M. O’Toole a dû, également, justifier à nouveau son intention de revenir aux cibles de réduction des émissions de gaz à effet de serre de l’ère Harper. Le gouvernement Trudeau a récemment annoncé que les cibles de réduction pour 2030 par rapport à 2005 seront de 40 % à 45 %, plutôt que de rester à 30 %.

« M. Trudeau a manqué ses objectifs chaque année, a souligné M. O’Toole. Il a dit des belles paroles, mais toujours sans un plan. » Il a aussi plaidé que « nous devons remettre le pays au travail ».

M. O’Toole vise la cible « zéro émission nette » d’ici 2050 et il estime que les entreprises canadiennes, grandes et petites, ont déjà élaboré des programmes pour atteindre cet objectif.

Le gouvernement Trudeau a inscrit cet objectif dans un projet de loi qui a été adopté avant les vacances d’été du Parlement – malgré l’opposition des conservateurs –, mais les libéraux n’ont pas encore précisé comment ils atteindraient cette cible.

La position conservatrice semble aller à l’encontre des conclusions de l’Agence internationale de l’énergie, à Paris, qui recommande la fin de tout nouveau projet d’extraction de pétrole, de gaz ou de charbon de pays qui voudraient ensuite réduire leurs émissions pour atteindre la carboneutralité d’ici le milieu du siècle.

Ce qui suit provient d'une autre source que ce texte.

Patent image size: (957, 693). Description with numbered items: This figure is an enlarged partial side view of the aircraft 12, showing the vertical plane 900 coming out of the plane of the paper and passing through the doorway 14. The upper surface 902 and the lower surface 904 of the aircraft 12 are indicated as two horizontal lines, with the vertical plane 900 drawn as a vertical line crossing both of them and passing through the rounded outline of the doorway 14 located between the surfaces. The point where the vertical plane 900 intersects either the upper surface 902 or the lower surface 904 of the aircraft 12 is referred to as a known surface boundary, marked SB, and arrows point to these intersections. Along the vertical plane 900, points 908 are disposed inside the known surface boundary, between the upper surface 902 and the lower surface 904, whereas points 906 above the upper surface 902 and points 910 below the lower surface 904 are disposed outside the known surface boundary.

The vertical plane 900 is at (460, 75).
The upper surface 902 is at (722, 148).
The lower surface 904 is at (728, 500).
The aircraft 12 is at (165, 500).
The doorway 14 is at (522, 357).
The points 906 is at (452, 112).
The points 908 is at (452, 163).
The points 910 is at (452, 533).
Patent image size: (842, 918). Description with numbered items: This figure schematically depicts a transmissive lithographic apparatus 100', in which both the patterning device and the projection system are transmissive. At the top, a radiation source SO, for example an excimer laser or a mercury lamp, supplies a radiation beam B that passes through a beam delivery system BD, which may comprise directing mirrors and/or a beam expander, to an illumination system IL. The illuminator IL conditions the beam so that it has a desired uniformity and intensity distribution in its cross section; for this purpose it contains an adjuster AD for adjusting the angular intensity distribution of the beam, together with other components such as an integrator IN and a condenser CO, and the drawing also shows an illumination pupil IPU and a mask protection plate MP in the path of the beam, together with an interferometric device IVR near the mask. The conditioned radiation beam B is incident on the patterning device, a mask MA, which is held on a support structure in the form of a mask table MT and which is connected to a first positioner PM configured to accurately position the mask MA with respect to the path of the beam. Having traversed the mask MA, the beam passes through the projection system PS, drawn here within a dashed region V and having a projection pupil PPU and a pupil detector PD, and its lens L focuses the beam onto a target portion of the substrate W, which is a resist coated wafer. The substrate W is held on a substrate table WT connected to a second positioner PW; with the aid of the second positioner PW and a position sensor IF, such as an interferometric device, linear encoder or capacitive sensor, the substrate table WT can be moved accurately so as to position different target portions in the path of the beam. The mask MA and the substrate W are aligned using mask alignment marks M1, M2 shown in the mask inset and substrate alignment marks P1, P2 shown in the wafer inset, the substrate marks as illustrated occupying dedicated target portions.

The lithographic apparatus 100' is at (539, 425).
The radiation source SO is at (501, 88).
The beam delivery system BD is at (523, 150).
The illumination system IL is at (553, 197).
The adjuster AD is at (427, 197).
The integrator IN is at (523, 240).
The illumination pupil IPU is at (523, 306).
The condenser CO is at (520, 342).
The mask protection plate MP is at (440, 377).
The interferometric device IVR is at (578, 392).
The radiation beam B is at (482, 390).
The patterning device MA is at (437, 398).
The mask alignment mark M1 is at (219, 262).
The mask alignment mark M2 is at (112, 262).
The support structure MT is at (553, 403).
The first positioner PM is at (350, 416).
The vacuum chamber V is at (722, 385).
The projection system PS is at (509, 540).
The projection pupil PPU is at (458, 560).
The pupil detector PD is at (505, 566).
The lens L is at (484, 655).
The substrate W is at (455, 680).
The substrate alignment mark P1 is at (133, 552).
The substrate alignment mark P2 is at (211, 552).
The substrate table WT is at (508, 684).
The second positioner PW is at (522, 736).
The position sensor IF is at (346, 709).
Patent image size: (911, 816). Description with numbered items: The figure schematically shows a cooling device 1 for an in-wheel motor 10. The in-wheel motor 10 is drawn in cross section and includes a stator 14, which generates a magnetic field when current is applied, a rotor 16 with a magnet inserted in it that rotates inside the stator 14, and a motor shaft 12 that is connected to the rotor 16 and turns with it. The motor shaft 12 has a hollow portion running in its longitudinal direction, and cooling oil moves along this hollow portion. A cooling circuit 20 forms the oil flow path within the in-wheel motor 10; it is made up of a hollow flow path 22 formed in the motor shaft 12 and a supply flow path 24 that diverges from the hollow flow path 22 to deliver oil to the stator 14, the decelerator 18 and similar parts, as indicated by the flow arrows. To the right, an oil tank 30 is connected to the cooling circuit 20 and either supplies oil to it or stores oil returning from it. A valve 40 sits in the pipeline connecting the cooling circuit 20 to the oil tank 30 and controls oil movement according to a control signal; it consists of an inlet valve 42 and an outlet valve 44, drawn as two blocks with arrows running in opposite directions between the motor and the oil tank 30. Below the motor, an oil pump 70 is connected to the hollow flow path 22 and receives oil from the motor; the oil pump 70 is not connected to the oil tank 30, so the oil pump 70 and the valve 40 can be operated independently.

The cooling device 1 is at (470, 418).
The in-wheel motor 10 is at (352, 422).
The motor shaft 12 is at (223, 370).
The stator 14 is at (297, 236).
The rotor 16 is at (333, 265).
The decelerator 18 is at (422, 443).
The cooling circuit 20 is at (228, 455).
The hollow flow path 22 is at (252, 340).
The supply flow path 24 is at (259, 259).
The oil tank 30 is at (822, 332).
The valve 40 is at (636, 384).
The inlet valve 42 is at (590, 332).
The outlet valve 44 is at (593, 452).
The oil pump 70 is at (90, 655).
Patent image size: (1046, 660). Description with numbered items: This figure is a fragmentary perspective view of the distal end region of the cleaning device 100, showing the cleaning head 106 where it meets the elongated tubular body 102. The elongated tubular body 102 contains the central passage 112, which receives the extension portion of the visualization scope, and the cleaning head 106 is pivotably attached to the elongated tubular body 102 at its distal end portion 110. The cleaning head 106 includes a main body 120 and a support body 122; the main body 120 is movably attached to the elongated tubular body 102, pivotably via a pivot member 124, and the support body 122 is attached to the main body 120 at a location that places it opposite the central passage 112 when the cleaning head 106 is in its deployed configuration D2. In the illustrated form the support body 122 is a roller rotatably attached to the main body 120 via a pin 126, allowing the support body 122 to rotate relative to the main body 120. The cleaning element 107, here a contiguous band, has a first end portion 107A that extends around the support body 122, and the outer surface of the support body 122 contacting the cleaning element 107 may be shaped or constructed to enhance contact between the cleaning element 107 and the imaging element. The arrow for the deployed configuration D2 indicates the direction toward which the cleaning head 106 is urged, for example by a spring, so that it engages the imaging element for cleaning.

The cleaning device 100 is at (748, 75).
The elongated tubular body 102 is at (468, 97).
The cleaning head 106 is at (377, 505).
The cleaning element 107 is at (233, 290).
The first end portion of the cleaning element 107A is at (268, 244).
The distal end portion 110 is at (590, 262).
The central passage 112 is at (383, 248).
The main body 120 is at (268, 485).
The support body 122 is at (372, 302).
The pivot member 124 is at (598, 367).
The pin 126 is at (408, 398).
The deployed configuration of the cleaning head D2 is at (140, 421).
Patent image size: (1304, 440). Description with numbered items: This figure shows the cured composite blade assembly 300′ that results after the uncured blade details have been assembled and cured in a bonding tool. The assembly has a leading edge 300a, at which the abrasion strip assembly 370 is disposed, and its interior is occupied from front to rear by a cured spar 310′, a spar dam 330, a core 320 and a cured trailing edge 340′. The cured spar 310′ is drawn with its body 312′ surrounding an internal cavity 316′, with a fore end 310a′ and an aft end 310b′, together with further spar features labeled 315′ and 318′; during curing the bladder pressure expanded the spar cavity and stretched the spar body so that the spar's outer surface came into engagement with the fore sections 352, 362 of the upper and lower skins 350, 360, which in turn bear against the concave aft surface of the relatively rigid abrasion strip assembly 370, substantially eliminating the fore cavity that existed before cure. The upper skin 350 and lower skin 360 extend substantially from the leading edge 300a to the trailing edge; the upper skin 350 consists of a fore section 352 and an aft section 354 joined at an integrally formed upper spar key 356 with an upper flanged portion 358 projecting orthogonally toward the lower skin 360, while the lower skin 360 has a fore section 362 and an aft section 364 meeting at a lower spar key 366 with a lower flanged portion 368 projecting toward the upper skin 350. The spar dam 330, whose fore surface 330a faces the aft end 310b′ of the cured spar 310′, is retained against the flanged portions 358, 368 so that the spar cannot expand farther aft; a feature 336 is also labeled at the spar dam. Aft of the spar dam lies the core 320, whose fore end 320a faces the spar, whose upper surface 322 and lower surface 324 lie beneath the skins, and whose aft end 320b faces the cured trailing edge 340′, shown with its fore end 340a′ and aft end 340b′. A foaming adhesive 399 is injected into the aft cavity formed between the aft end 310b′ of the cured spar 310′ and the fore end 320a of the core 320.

M. O’Toole soutient que le secteur énergétique du Canada est un leader environnemental et social. Donc, « au fil du temps », alors qu’un avenir à faible émission de carbone se matérialisera, les pays démocratiques devraient utiliser les ressources canadiennes, et non celles de l’Arabie saoudite, du Venezuela ou de la Russie, dit-il.

Les oléoducs

Le chef conservateur n’a pas voulu expliquer lundi comment il peut assurer au Québec qu’il ne lui imposera pas un pipeline impopulaire, alors qu’il veut en imposer un, Trans Mountain, à la Colombie-Britannique, qui n’en veut pas. « On doit avoir une relance économique dans toutes les régions de notre pays. C’est pourquoi j’appuie […] Trans Mountain », s’est-il contenté de dire.

M. O’Toole a par ailleurs rappelé qu’il avait soutenu le pipeline Northern Gateway, bloqué par les libéraux, en grande partie parce qu’il aurait fourni des partenariats économiques aux communautés autochtones. Le chef conservateur a expliqué lundi qu’il voulait voir des transferts intergénérationnels de richesse et d’opportunités pour les Autochtones, après des générations de transferts de traumatismes.

M. O’Toole a plaidé que des communautés autochtones avaient signé des accords pour détenir 33 % de ce dernier pipeline d’Enbridge, qui devait transporter du pétrole des sables bitumineux de l’Alberta jusqu’aux côtes de la Colombie-Britannique. Mais il n’a pas expliqué comment il ferait construire cette infrastructure, étant donné la féroce opposition de ceux qui s’inquiètent des dommages environnementaux potentiels.

Huit communautés des Premières Nations, quatre organisations écologistes et un syndicat ont contesté le projet Northern Gateway jusqu’en Cour d’appel fédérale, qui a annulé en 2016 le feu vert donné par les libéraux, en raison justement du manque de consultations auprès des Autochtones.

Le gouvernement Trudeau a ensuite définitivement suspendu le projet Northern Gateway cette année-là, tout en approuvant d’autre part l’expansion du pipeline Trans Mountain.